India To Target Debut Green Bond Sale As Early As December
Reserve Bank of India, the nation’s debt manager, is preparing to sell its first ever batch of sovereign green bonds as early as next month, according to people with knowledge of the matter.
(Bloomberg) -- Reserve Bank of India, the nation’s debt manager, is preparing to sell its first ever batch of sovereign green bonds as early as next month, according to people with knowledge of the matter.
Officials are in talks with foreign portfolio investors with dedicated green funds, as well as local banks and insurance firms for an auction mid-December, the people said, asking not to be identified discussing private deliberations. The government is seeking a discount of at least 2-5 basis points compared to the yield on the benchmark 10-year note, they added.

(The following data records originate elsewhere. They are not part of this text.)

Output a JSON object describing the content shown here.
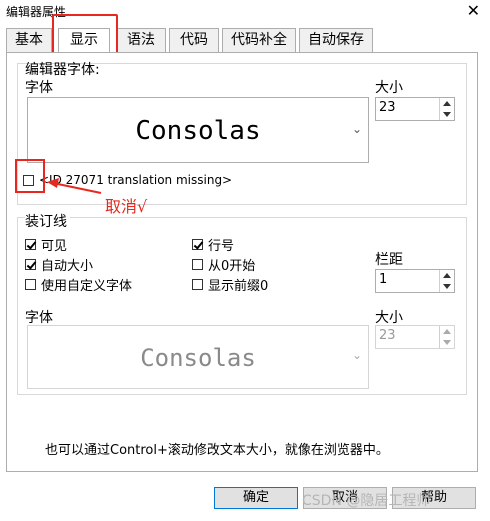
{
  "window": {
    "title": "编辑器属性",
    "close_symbol": "✕"
  },
  "tabs": [
    {
      "label": "基本"
    },
    {
      "label": "显示"
    },
    {
      "label": "语法"
    },
    {
      "label": "代码"
    },
    {
      "label": "代码补全"
    },
    {
      "label": "自动保存"
    }
  ],
  "editor_font": {
    "group_label": "编辑器字体:",
    "font_label": "字体",
    "font_name": "Consolas",
    "size_label": "大小",
    "size_value": "23",
    "checkbox_label": "<ID 27071 translation missing>",
    "checkbox_checked": false
  },
  "annotation": {
    "text": "取消√",
    "color": "#e8281f"
  },
  "gutter": {
    "group_label": "装订线",
    "options": [
      {
        "label": "可见",
        "checked": true
      },
      {
        "label": "行号",
        "checked": true
      },
      {
        "label": "自动大小",
        "checked": true
      },
      {
        "label": "从0开始",
        "checked": false
      },
      {
        "label": "使用自定义字体",
        "checked": false
      },
      {
        "label": "显示前缀0",
        "checked": false
      }
    ],
    "spacing_label": "栏距",
    "spacing_value": "1",
    "font_label": "字体",
    "font_name": "Consolas",
    "size_label": "大小",
    "size_value": "23"
  },
  "hint": "也可以通过Control+滚动修改文本大小，就像在浏览器中。",
  "buttons": {
    "ok": "确定",
    "cancel": "取消",
    "help": "帮助"
  },
  "watermark": "CSDN @隐居工程师"
}
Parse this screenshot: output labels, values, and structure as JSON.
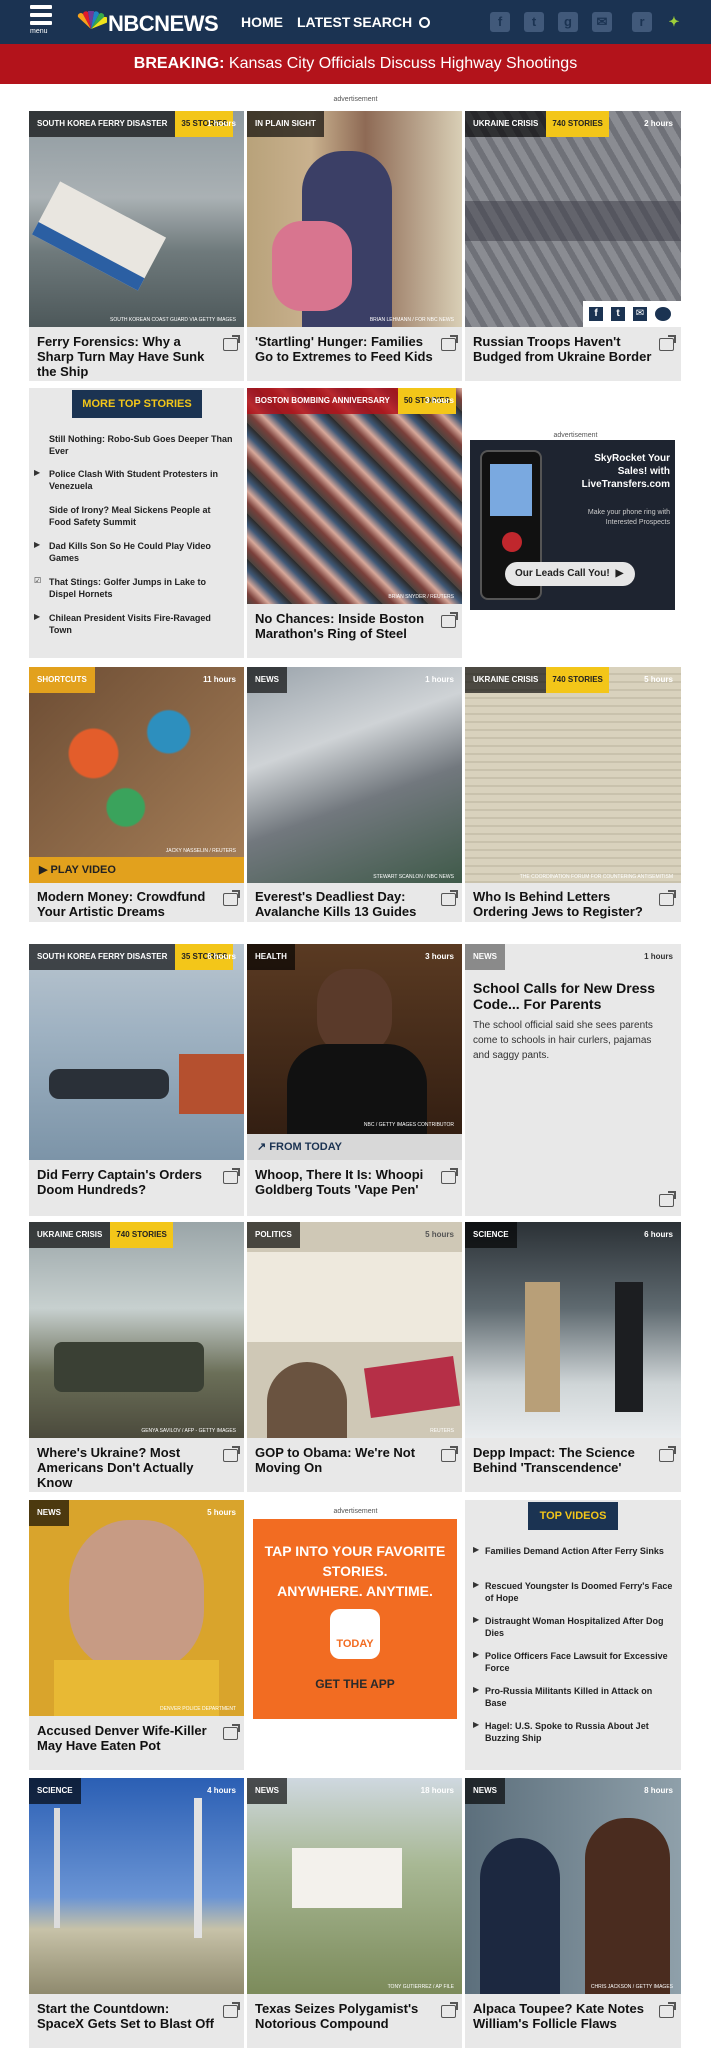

Demand for the bond could feed into India’s budget estimates, as authorities hunker down to project revenue and expenditure for the year starting April 1, 2023. India aims to issue 160 billion rupees ($2 billion) of green bonds by March 31, a fraction of its record $175 billion federal borrowing program for the year. Investor appetite for the new notes could significantly lower India’s cost of borrowing.
Strong demand for sustainable debt and the promise of helping the environment often allow issuers to lock in lower interest rates compared with conventional bonds. Denmark recorded a premium of five basis points as it sold $760 million of its inaugural 10-year green debt via auction this year.
But the green premium -- known within the industry as the greenium -- has been a topic of debate. A Federal Reserve paper this year found green bonds have a yield spread that is eight basis points lower on average relative to conventional bonds. But this so-called greenium in corporate bonds is biased toward investment-grade European firms rather than those with the best projects, they found.
Foreign investors can buy India’s green bonds through the Fully Accessible Route, one of the people said. Local purchasers can include the notes in the Statutory Liquidity Ratio requirements, the person said.
A representative for the RBI didn’t respond to an email seeking comment and a text message to the Finance Ministry spokesman was unanswered.